Poprzedni album Tymek zrobił z Fawstem, co przełożyło się na spójność całego materiału, czuło się przelot między panami. Teraz do każdego utworu artysta zaprosił innego producenta. I to jest dopiero zaskok, bo wszystkie piosenki brzmią jak z jednej szuflady. Co prawda można podyskutować o długości albumu, bo bez żadnej straty dla jego poziomu można było spokojnie kilka utworów wyrzucić. Ale pewnie na tym polegał problem, bo mógł się rozpocząć konflikt z usuniętym producentem, więc pewnie dla świętego spokoju….. Najbardziej imponuje, że pomimo takiej różnorodności producenckiej wszystko jest dobrze sklejone. Co ciekawe, najbardziej podobają mi się te utwory, które zrobili moi ulubieni muzycy: „Pleasue” z muzyką Magiery i „Frisbee” wyprodukowany przez 1988.

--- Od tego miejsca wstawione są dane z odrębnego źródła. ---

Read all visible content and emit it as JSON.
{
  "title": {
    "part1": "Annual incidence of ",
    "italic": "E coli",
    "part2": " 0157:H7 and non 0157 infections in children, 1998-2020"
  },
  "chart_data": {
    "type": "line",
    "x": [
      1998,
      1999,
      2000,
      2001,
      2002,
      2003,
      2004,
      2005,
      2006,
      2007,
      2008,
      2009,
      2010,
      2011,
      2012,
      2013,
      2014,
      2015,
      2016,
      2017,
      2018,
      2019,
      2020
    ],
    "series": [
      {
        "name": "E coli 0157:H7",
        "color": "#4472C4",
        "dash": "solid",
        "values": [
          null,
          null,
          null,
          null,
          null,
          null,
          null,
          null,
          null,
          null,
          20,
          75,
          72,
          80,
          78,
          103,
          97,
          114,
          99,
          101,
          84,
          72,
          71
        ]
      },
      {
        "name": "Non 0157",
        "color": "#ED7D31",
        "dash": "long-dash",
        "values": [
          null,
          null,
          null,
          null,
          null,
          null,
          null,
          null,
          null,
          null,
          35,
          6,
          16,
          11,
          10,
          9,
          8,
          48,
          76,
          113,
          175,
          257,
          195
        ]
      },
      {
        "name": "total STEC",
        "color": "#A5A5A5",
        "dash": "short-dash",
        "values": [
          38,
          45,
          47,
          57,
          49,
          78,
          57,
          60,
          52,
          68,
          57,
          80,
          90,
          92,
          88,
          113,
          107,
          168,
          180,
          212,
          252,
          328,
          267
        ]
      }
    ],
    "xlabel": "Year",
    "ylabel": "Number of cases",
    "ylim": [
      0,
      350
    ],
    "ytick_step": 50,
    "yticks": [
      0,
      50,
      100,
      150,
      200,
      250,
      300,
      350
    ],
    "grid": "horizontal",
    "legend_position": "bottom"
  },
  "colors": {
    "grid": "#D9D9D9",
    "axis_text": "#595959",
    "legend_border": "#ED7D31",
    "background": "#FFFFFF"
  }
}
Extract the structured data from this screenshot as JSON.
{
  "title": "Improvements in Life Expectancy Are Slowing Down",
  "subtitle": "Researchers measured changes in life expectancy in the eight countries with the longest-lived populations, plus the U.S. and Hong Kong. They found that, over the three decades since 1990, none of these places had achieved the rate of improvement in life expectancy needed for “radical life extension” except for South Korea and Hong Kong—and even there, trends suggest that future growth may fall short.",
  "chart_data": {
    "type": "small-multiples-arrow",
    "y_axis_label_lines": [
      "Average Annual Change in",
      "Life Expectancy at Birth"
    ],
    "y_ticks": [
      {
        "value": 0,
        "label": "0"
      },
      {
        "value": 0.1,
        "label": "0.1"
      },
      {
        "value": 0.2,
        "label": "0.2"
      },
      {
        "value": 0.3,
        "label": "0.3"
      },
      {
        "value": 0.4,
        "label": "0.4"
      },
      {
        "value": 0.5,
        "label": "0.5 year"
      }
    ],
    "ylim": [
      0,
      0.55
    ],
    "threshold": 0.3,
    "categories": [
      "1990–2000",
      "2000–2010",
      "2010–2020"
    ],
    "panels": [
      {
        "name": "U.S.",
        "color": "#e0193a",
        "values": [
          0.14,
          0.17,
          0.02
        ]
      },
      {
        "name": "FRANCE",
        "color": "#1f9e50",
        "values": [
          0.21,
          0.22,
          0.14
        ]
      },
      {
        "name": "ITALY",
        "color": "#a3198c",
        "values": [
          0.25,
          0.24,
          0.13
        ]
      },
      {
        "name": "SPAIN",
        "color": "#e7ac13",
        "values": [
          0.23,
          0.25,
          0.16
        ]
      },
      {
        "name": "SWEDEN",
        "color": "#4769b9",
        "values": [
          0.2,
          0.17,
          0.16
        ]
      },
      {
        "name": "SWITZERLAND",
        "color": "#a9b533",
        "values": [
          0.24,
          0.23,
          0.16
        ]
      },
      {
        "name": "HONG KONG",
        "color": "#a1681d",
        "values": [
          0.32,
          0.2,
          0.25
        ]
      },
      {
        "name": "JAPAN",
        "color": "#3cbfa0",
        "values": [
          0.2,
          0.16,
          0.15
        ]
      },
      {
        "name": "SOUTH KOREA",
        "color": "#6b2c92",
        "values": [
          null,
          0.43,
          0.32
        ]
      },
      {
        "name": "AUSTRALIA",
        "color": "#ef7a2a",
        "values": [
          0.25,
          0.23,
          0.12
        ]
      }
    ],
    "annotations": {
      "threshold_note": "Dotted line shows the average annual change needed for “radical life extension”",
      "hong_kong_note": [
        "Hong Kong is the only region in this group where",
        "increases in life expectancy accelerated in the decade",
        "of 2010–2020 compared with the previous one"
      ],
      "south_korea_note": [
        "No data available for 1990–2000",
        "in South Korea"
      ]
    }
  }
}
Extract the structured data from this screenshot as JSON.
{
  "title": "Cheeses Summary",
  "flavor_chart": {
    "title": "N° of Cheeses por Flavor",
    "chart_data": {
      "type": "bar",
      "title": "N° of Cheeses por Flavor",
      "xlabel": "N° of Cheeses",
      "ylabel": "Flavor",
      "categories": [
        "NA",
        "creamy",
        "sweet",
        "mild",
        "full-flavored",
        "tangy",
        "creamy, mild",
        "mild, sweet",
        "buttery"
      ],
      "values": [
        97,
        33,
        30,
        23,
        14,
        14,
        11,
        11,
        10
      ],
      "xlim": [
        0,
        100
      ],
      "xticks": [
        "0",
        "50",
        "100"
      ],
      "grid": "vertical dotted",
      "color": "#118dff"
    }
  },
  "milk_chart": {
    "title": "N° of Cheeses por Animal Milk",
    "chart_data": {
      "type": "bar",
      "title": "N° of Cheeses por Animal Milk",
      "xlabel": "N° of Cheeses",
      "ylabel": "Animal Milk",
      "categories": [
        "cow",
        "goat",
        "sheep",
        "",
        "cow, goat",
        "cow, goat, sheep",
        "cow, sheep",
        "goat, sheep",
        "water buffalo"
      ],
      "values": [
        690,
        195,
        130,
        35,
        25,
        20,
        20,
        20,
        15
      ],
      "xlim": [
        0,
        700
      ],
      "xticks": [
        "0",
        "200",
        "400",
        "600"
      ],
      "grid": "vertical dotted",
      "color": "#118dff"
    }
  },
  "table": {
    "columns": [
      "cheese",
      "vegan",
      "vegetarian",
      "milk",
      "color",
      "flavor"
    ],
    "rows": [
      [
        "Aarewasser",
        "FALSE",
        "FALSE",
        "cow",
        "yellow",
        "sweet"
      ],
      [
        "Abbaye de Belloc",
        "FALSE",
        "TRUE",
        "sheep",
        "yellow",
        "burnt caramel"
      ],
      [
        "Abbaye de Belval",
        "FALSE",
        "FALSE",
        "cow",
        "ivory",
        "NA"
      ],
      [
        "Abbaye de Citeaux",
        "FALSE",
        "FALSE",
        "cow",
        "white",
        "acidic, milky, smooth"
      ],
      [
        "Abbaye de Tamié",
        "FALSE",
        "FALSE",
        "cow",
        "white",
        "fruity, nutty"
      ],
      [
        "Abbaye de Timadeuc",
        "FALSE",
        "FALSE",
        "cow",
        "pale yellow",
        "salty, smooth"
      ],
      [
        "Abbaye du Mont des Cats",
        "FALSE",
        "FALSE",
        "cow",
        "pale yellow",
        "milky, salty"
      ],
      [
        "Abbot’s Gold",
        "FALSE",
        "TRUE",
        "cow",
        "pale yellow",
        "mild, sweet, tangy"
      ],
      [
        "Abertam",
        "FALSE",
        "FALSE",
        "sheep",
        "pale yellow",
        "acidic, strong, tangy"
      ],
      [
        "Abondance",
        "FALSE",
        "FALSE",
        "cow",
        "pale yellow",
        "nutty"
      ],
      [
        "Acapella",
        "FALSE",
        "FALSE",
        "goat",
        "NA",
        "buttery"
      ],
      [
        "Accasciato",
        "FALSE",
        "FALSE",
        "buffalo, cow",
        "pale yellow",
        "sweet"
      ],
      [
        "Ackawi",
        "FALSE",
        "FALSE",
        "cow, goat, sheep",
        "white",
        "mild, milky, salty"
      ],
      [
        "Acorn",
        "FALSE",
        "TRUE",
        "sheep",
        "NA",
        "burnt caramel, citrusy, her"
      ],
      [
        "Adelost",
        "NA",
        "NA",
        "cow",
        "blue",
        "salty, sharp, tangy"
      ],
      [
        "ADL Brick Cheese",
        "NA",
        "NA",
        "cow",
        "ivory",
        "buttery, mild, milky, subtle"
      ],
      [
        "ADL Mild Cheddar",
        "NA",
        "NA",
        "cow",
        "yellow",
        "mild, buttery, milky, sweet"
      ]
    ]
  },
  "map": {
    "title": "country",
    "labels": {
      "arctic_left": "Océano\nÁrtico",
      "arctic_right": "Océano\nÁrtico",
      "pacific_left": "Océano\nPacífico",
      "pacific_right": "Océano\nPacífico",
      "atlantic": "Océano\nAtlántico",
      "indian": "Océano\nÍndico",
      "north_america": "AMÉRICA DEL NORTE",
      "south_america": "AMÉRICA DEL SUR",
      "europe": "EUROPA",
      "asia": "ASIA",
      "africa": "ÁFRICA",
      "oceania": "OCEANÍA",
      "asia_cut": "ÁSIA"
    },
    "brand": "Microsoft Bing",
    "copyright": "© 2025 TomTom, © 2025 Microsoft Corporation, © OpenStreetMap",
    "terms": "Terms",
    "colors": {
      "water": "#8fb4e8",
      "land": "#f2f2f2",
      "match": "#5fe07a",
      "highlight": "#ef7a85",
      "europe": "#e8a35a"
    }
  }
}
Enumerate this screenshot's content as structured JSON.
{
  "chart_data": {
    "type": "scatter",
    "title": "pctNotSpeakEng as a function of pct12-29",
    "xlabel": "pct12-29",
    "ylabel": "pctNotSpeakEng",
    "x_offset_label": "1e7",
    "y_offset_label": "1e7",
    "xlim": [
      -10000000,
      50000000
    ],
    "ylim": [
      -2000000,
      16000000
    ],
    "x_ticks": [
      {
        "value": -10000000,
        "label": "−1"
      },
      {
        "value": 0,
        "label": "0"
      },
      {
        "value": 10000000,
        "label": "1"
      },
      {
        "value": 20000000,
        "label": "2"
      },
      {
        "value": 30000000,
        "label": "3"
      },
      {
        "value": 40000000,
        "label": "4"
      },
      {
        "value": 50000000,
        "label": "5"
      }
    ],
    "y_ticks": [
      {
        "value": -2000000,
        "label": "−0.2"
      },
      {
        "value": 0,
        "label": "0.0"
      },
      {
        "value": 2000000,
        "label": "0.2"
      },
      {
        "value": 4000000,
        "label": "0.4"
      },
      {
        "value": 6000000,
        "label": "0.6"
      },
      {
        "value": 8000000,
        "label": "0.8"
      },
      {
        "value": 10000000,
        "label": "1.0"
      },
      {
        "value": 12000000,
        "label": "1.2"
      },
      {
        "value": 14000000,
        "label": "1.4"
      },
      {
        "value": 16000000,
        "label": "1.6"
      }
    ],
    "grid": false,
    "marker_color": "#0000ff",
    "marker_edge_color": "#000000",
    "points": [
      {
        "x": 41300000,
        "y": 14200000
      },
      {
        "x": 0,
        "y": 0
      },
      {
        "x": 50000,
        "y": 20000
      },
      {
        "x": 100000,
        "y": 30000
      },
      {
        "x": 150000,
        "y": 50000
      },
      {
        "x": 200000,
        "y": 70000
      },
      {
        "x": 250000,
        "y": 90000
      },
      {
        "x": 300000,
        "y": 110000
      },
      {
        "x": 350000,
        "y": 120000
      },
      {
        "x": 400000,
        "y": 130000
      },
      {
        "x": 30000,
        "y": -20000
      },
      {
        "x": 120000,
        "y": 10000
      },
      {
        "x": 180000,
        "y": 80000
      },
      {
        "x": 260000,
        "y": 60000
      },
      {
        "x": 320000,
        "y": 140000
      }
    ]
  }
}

Na pewno Tymek dobrze się rozpycha w polskim SZOŁBIZNESIE. Jego utwory są charakterystyczne, łatwo rozpoznawalne, głównie dzięki młodzieńczej, lekko bezczelnej barwie głosu. Szkoda, że artysta nie ma za dużo do powiedzenia, bo gdyby nie muzyka, to może w ogóle byśmy na te utwory nie trafili? Chociaż nie, bo Tymek posiada tę rzadką umiejętność pisania o niczym w sposób spektakularny – jego niektóre linijki dobrze wchodzą i nie dają się szybko zapomnieć. Gdybym jednak miał powiedzieć o czym jest ten album, to miałbym spory problem. Dużo migawek, niepowiązanych ze sobą obrazów. Jest barwnie i różnorodnie, jak choćby w „Kokainie” albo „Myszce Miki”. I właściwie każdy utwór może stać się popularny, oczywiście w określonych kręgach, bo największe rozgłośnie nie przepadają za takim repertuarem.
Tymek jest artystą bardzo płodnym – przez 5 lat wydał 6 albumów, a już na następny rok zapowiada „Odrodzenie”. I tu odetchnąłem, bo bałem się, że kontynuując serię papierosową następny album będzie zatytułowany „Extra Mocne”. Albo „Carmen”.